JAKARTA, KOMPAS — Forum Ekonomi Dunia menyebutkan, daya saing pariwisata Indonesia pada 2019 berada di peringkat ke-40 dari 140 negara. Persoalan infrastruktur jasa wisata, kebersihan, dan ketahanan lingkungan menjadi titik lemah Indonesia dibandingkan dengan negara tetangga.
Hal itu mengemuka dalam Laporan Forum Ekonomi Dunia (WEF) Daya Saing Pariwisata 2019. Dalam laporan yang dirilis pada Rabu (4/9/2019) itu, WEF menghitung daya saing pariwisata di 140 negara. Daya saing pariwisata Indonesia naik dari peringkat ke-42 pada 2017 menjadi ke-40 pada tahun ini.
Di kelompok negara Asia Timur dan Pasifik, peringkat daya saing pariwisata Indonesia lebih rendah daripada Singapura yang berada di peringkat ke-17, Malaysia (29), dan Thailand (31). Namun, daya saing Indonesia lebih baik daripada Vietnam (63), Brunei Darussalam (72), dan Filipina (75).
Dalam laporan itu, disebutkan pula kelemahan pariwisata Indonesia terutama pada indikator infrastruktur jasa wisata yang menempati peringkat ke-98 dari 140 negara, kesehatan dan kebersihan (peringkat ke-102), serta kebijakan ketahanan lingkungan (peringkat ke-135).

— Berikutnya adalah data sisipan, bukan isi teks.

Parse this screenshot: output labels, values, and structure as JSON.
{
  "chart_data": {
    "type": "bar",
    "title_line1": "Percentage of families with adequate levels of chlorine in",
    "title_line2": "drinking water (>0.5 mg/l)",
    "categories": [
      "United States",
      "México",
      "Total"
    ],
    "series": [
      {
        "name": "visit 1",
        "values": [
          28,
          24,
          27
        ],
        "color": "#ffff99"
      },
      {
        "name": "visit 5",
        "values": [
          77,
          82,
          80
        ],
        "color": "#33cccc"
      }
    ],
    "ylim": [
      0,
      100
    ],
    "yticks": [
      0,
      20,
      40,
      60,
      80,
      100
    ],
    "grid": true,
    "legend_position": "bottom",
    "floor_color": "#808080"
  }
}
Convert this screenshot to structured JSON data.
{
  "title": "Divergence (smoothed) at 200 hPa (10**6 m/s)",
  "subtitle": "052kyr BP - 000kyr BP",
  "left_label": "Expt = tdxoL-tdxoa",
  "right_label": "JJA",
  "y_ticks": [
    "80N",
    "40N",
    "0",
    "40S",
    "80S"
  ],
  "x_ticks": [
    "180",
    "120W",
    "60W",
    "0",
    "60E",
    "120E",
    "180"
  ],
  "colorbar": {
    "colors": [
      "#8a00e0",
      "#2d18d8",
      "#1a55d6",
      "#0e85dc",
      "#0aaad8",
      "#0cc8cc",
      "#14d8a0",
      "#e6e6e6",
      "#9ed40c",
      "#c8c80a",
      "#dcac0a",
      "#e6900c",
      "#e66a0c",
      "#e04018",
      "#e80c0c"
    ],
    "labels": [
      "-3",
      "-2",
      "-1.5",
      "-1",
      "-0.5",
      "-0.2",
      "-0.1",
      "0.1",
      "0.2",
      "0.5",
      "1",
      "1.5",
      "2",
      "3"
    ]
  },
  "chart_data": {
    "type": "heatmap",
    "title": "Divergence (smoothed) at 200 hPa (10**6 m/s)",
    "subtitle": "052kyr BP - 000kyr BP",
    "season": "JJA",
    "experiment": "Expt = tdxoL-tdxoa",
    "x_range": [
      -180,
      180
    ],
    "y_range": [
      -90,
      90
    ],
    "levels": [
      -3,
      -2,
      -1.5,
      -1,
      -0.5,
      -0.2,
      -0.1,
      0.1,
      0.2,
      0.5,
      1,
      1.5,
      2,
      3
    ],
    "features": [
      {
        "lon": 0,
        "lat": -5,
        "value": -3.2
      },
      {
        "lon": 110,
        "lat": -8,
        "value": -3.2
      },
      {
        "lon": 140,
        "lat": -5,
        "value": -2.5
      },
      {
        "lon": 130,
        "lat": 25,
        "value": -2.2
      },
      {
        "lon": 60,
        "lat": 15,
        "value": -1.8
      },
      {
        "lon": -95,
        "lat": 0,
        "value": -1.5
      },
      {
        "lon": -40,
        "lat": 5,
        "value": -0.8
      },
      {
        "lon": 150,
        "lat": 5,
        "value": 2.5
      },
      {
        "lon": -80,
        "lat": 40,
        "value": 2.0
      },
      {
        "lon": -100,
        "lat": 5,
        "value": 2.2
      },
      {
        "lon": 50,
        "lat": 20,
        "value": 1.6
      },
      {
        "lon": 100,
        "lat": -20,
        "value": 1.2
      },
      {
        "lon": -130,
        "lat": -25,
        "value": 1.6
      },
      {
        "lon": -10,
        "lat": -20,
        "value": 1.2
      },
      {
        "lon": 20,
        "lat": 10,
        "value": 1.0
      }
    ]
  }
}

Ekonom senior Centre for Strategic and International Studies (CSIS), Mari Elka Pangestu, mengatakan, Indonesia secara alamiah memiliki potensi sumber daya alam dan budaya yang besar sehingga daya saing pariwisata terdongkrak. Meski demikian, potensi wisata tetap harus dibarengi pengembangan destinasi.
”Indonesia punya barang bagus, tetapi destinasi perlu dikembangkan. Pariwisata itu tentang pengalaman. Kalau seseorang punya pengalaman bagus, mereka akan ingat dan ingin datang lagi,” ujar Mari.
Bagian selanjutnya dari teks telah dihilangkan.